Green bonds have always offered some tangible capital markets benefits to borrowers apart from the feel good vibes of funding some goodness in the real world, from greeniums to calming investor nerves during Covid lockdowns. But this month, another significant boon to what it can offer issuers has come to light — defence when your business is in trouble.

S&P downgraded Danish green energy company Ørsted, the world’s biggest offshore wind company, this month after it published a new, lower growth, strategic plan. S&P now rates Ørsted at BBB; not a damning credit rating, and there is no whiff of default, but it suggests the company’s trajectory is headed in the wrong direction.

Ørsted recognises its problems. It is slashing up to 800 jobs, suspending dividend payments until 2027 and gutting the funding for new projects.

This all comes after the company took a €4.8bn-equivalent impairment, mostly from scrapping two projects in the US because of rising costs.

In September, when Moody’s moved the company's ratings outlook from stable to negative, Ørsted’s share price fell off a cliff, plunging from Dkr559.4 to Dkr383.80 over the month. It hasn't recovered since.

These are bad times at Ørsted, but one wouldn’t necessarily guess that by looking at the company’s bond spreads.

The longer end of the company’s curve barely budged on the S&P downgrade, even though it seems almost certain that Moody’s will follow suit — it already has the company on a negative ratings outlook.

Part of the apparent apathy in the bond market can be explained by Ørsted’s recovery plan. Less money being spent on things like dividends, staffing and new projects, which means more money to pay back debt.

Green for life

However, there is more at play. All but two of Ørsted’s bonds carry environmental, social and governance labels. Of those, all but one are green bonds — the odd lot is a lesser spotted blue bond.

ESG investors tend to buy and hold their conventional debt peers. This makes sense as ESG investors — especially dark green investors with a much stricter buying mandate — already have a limited pool of securities they can buy.

A frequent complaint among green bond investors is that they wish there was more paper to buy. Once they get their hands on green bonds, they need a compelling reason to let go of them again.

This acts as a buffer to bad news for a company. No selling means no spread widening.

Whether that keeps funding costs down at the next round of debt raising remains to be seen. However, it is an undeniable benefit of a verdant debt pile that investors do not want to sell it.

ESG debt has a history of benfitting issuers. Initially, it was the greenium that they saved versus conventional issuance, which helped to pay for the rigmarole of reporting on how the proceeds were spent. This has dwindled as green bonds become more commonplace, and many argue it no longer exists at all. But borrowers will still deploy a green label in tough times to try and drive some extra orders from green-only investors.
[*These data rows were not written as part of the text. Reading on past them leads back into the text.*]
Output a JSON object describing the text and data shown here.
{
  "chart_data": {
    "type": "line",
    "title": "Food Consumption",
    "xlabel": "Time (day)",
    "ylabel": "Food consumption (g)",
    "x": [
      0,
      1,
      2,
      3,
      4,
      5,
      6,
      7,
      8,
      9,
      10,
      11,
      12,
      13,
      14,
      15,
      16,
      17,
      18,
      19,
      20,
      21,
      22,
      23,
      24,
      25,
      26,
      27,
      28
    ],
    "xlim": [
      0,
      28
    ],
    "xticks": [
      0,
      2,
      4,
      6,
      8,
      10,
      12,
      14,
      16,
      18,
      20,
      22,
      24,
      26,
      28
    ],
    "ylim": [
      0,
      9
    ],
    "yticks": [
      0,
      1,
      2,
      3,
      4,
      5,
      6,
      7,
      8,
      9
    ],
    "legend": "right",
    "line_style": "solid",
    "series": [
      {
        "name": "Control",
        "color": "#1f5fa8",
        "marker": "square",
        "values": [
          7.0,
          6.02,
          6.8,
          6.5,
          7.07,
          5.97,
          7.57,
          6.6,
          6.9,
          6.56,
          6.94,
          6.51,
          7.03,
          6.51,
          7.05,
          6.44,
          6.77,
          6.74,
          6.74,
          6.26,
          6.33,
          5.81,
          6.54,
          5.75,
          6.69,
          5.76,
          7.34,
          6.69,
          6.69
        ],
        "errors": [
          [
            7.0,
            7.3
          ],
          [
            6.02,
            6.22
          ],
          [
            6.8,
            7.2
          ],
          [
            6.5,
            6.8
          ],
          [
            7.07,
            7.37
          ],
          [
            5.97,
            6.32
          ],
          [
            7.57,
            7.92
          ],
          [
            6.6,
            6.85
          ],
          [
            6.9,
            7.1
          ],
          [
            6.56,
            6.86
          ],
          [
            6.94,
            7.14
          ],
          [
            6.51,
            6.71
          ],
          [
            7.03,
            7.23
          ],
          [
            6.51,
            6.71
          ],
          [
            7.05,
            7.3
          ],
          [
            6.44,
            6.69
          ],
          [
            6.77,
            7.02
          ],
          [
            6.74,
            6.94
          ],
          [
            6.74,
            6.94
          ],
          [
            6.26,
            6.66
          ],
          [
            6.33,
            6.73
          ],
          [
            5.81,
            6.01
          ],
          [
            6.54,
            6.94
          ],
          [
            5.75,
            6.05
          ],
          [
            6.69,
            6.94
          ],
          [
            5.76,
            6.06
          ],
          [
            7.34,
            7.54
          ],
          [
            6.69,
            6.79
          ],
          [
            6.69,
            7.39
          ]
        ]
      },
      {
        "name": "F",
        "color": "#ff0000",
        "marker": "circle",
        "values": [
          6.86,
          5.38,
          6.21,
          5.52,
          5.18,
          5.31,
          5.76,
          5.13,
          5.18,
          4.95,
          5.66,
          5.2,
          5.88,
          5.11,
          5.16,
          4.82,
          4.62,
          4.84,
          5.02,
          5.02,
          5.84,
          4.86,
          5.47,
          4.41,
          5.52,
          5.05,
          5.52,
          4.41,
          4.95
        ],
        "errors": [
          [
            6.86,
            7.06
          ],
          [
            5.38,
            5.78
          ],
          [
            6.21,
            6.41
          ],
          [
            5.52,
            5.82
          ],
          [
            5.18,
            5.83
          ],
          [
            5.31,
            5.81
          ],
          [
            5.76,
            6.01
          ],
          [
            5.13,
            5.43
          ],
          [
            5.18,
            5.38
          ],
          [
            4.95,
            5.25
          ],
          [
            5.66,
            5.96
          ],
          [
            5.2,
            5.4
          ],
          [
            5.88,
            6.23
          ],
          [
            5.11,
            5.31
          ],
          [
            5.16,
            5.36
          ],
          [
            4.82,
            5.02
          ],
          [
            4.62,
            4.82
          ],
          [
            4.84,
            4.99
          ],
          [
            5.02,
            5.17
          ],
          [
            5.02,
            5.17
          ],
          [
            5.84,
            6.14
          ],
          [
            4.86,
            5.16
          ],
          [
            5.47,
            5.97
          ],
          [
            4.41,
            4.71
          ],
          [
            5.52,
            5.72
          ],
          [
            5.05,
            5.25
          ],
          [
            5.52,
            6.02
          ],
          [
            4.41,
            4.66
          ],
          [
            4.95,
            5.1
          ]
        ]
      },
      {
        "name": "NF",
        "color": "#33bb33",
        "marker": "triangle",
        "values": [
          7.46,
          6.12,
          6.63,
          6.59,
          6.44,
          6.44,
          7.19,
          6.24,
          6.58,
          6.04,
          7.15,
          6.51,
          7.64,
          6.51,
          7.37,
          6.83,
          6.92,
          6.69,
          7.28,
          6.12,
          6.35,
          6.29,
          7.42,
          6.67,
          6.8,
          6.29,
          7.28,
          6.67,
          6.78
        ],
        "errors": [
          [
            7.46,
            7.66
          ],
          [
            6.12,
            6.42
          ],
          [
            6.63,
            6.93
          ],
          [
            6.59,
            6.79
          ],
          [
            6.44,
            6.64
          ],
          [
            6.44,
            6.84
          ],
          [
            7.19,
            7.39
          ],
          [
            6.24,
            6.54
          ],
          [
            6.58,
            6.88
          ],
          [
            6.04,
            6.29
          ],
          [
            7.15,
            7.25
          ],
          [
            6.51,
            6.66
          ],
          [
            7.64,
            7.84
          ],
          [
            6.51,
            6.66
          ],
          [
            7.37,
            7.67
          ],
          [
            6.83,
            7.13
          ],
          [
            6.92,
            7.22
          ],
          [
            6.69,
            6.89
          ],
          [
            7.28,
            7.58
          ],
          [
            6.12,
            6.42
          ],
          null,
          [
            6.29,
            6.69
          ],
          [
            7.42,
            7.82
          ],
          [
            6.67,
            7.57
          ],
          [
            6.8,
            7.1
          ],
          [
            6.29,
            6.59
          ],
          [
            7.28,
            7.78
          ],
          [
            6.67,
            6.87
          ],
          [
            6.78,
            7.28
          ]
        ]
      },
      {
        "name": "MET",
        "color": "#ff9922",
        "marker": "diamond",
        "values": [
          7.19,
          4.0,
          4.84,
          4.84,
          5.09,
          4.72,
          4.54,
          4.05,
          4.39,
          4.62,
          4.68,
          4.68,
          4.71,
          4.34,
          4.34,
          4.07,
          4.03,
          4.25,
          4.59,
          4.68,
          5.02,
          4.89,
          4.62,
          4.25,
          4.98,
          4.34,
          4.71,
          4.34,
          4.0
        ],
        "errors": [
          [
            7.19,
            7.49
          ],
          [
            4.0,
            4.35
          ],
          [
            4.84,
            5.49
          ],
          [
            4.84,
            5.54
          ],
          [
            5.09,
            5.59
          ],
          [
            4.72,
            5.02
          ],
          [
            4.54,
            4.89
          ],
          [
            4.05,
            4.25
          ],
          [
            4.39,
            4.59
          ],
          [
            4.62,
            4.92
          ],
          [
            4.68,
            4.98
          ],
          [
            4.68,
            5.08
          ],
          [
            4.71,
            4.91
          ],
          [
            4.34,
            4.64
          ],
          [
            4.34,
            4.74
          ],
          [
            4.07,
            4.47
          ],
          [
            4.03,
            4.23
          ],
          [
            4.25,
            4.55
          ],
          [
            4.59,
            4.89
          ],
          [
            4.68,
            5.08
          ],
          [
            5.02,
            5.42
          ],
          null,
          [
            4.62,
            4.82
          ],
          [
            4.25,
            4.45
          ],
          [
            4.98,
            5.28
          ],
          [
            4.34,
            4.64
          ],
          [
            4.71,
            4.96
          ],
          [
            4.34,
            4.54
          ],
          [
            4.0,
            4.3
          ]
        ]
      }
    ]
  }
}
Investors looked at companies with an established ESG borrowing programme favourably during Covid too — the idea being that companies with the time and breathing space to consider sustainability were less likely to be heading down the toilet than those scrabbling for money to keep the lights on.

Now Ørsted has demonstrated that although it isn't easy being green, you look much less of a muppet when things go against you and you can rely on your investors to sit tight. Other issuers should take note that green bonds are worth issuing for a rainy day.